The aim of the presented study was to investigate the impact on the radiation budget of a biomass-burning plume, transported from Alaska to the High Arctic region of Ny-Alesund, Svalbard, in early July 2015. Since the mean aerosol optical depth increased by the factor of 10 above the average summer background values, this large aerosol load event is considered particularly exceptional in the last 25 years. In situ data with hygroscopic growth equations, as well as remote sensing measurements as inputs to radiative transfer models, were used, in order to estimate biases associated with (i) hygroscopicity, (ii) variability of single-scattering albedo profiles, and (iii) plane-parallel closure of the modelled atmosphere.
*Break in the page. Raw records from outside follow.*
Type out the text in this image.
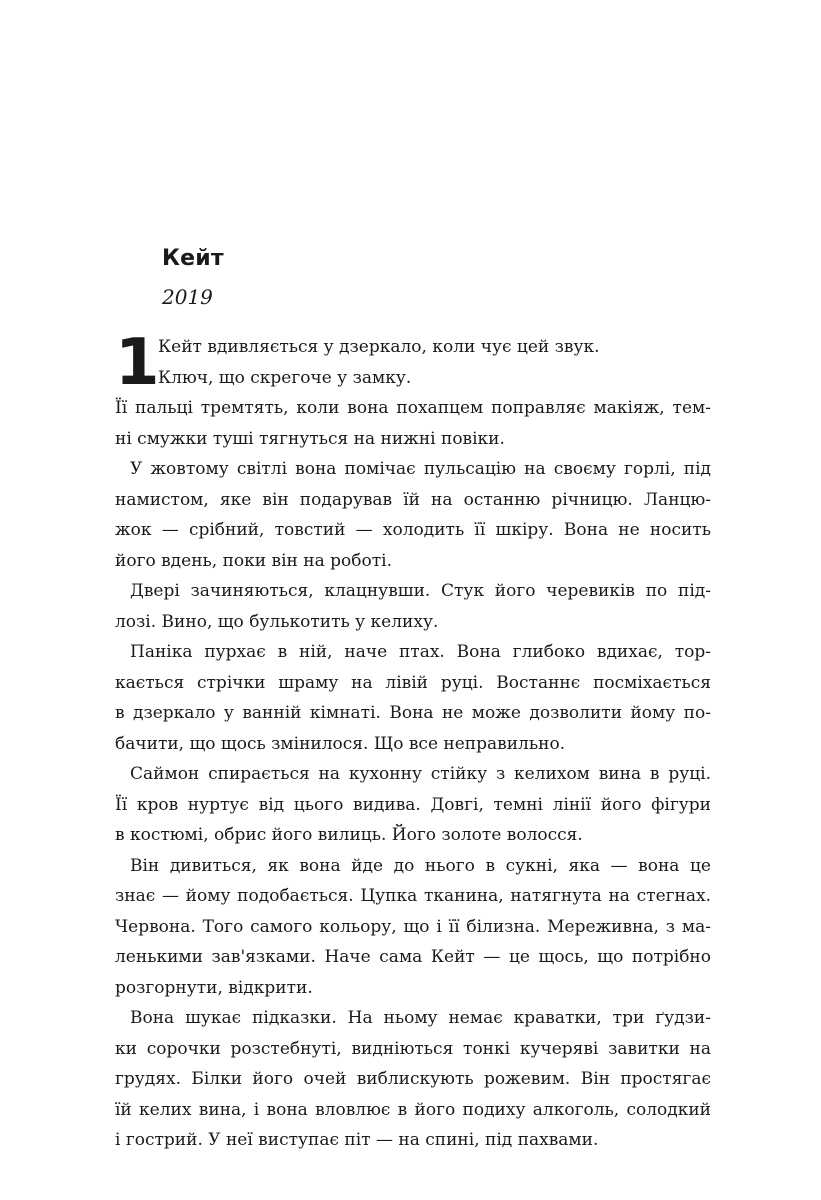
Кейт
2019
1
Кейт вдивляється у дзеркало, коли чує цей звук.
Ключ, що скрегоче у замку.
Її пальці тремтять, коли вона похапцем поправляє макіяж, тем-
ні смужки туші тягнуться на нижні повіки.
У жовтому світлі вона помічає пульсацію на своєму горлі, під
намистом, яке він подарував їй на останню річницю. Ланцю-
жок — срібний, товстий — холодить її шкіру. Вона не носить
його вдень, поки він на роботі.
Двері зачиняються, клацнувши. Стук його черевиків по під-
лозі. Вино, що булькотить у келиху.
Паніка пурхає в ній, наче птах. Вона глибоко вдихає, тор-
кається стрічки шраму на лівій руці. Востаннє посміхається
в дзеркало у ванній кімнаті. Вона не може дозволити йому по-
бачити, що щось змінилося. Що все неправильно.
Саймон спирається на кухонну стійку з келихом вина в руці.
Її кров нуртує від цього видива. Довгі, темні лінії його фігури
в костюмі, обрис його вилиць. Його золоте волосся.
Він дивиться, як вона йде до нього в сукні, яка — вона це
знає — йому подобається. Цупка тканина, натягнута на стегнах.
Червона. Того самого кольору, що і її білизна. Мереживна, з ма-
ленькими зав'язками. Наче сама Кейт — це щось, що потрібно
розгорнути, відкрити.
Вона шукає підказки. На ньому немає краватки, три ґудзи-
ки сорочки розстебнуті, видніються тонкі кучеряві завитки на
грудях. Білки його очей виблискують рожевим. Він простягає
їй келих вина, і вона вловлює в його подиху алкоголь, солодкий
і гострий. У неї виступає піт — на спині, під пахвами.
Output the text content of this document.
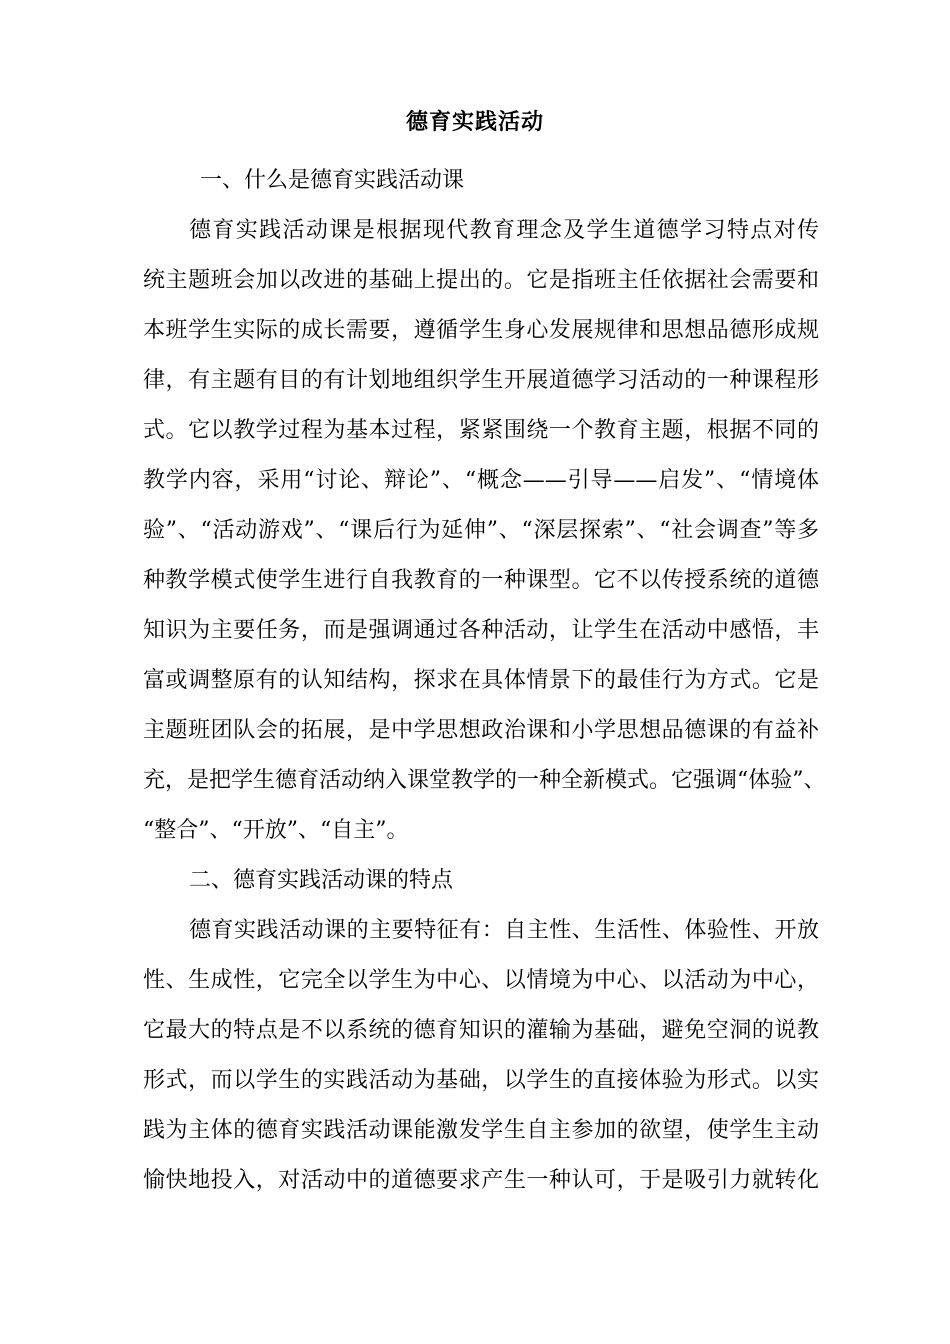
德育实践活动
一、什么是德育实践活动课
德育实践活动课是根据现代教育理念及学生道德学习特点对传
统主题班会加以改进的基础上提出的。它是指班主任依据社会需要和
本班学生实际的成长需要，遵循学生身心发展规律和思想品德形成规
律，有主题有目的有计划地组织学生开展道德学习活动的一种课程形
式。它以教学过程为基本过程，紧紧围绕一个教育主题，根据不同的
教学内容，采用“讨论、辩论”、“概念——引导——启发”、“情境体
验”、“活动游戏”、“课后行为延伸”、“深层探索”、“社会调查”等多
种教学模式使学生进行自我教育的一种课型。它不以传授系统的道德
知识为主要任务，而是强调通过各种活动，让学生在活动中感悟，丰
富或调整原有的认知结构，探求在具体情景下的最佳行为方式。它是
主题班团队会的拓展，是中学思想政治课和小学思想品德课的有益补
充，是把学生德育活动纳入课堂教学的一种全新模式。它强调“体验”、
“整合”、“开放”、“自主”。
二、德育实践活动课的特点
德育实践活动课的主要特征有：自主性、生活性、体验性、开放
性、生成性，它完全以学生为中心、以情境为中心、以活动为中心，
它最大的特点是不以系统的德育知识的灌输为基础，避免空洞的说教
形式，而以学生的实践活动为基础，以学生的直接体验为形式。以实
践为主体的德育实践活动课能激发学生自主参加的欲望，使学生主动
愉快地投入，对活动中的道德要求产生一种认可，于是吸引力就转化
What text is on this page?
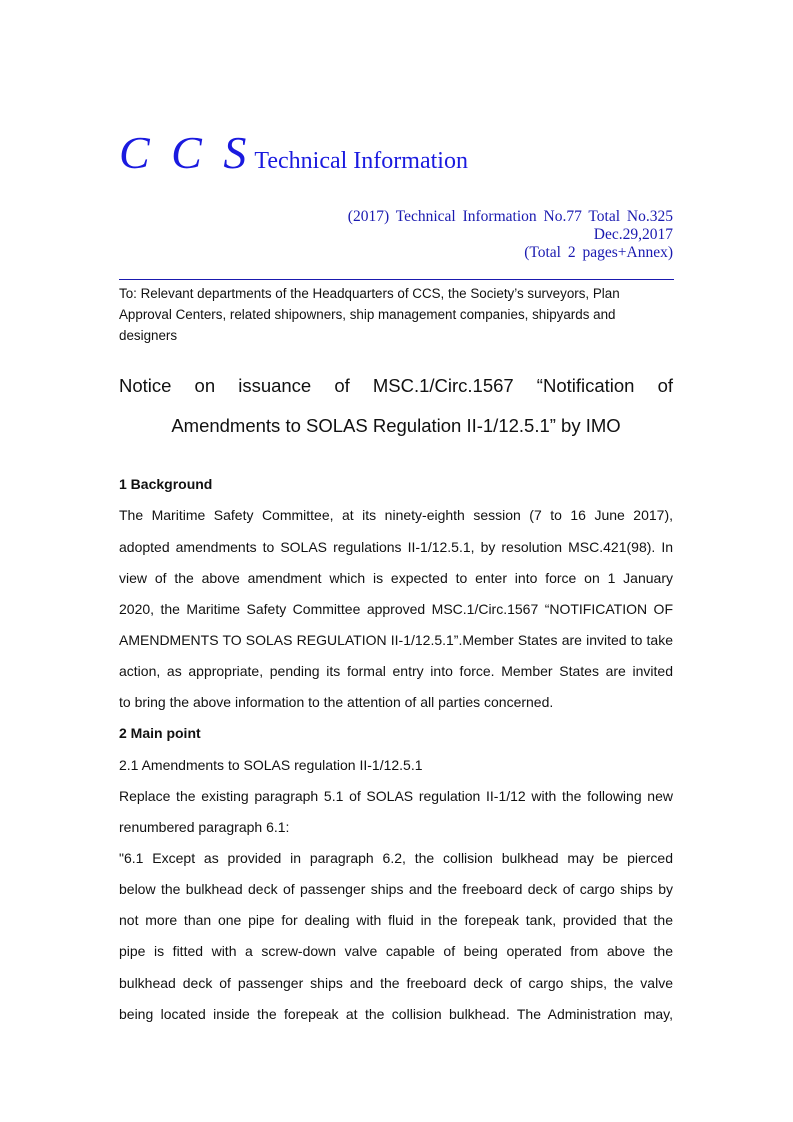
C C S Technical Information
(2017) Technical Information No.77 Total No.325
Dec.29,2017
(Total 2 pages+Annex)
To: Relevant departments of the Headquarters of CCS, the Society’s surveyors, Plan Approval Centers, related shipowners, ship management companies, shipyards and designers
Notice on issuance of MSC.1/Circ.1567 “Notification of
Amendments to SOLAS Regulation II-1/12.5.1” by IMO
1 Background
The Maritime Safety Committee, at its ninety-eighth session (7 to 16 June 2017),
adopted amendments to SOLAS regulations II-1/12.5.1, by resolution MSC.421(98). In
view of the above amendment which is expected to enter into force on 1 January
2020, the Maritime Safety Committee approved MSC.1/Circ.1567 “NOTIFICATION OF
AMENDMENTS TO SOLAS REGULATION II-1/12.5.1”.Member States are invited to take
action, as appropriate, pending its formal entry into force. Member States are invited
to bring the above information to the attention of all parties concerned.
2 Main point
2.1 Amendments to SOLAS regulation II-1/12.5.1
Replace the existing paragraph 5.1 of SOLAS regulation II-1/12 with the following new
renumbered paragraph 6.1:
"6.1 Except as provided in paragraph 6.2, the collision bulkhead may be pierced
below the bulkhead deck of passenger ships and the freeboard deck of cargo ships by
not more than one pipe for dealing with fluid in the forepeak tank, provided that the
pipe is fitted with a screw-down valve capable of being operated from above the
bulkhead deck of passenger ships and the freeboard deck of cargo ships, the valve
being located inside the forepeak at the collision bulkhead. The Administration may,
A chemical weather model with satellite-derived biomass-burning emissions was applied to interpret the transport and transformation pathways. The provided MODTRAN radiative transfer model (RTM) simulations for the smoke event (14:00 9 July-11:30 11 July) resulted in a mean aerosol direct radiative forcing at the levels of -78.9 and -47.0W m(-2) at the surface and at the top of the atmosphere, respectively, for the mean value of aerosol optical depth equal to 0.64 at 550 nm. This corresponded to the average clear-sky direct radiative forcing of -43.3W m(-2), estimated by radiometer and model simulations at the surface. Ultimately, uncertainty associated with the plane-parallel atmosphere approximation altered results by about 2 W m(-2). Furthermore, model-derived aerosol direct radiative forcing efficiency reached on average -126 W m(-2)/tau(550) and -71 W m(-2)/tau(550) at the surface and at the top of the atmosphere, respectively. The heating rate, estimated at up to 1.8 K day(-1) inside the biomass-burning plume, implied vertical mixing with turbulent kinetic energy of 0.3 m(2) s(-2).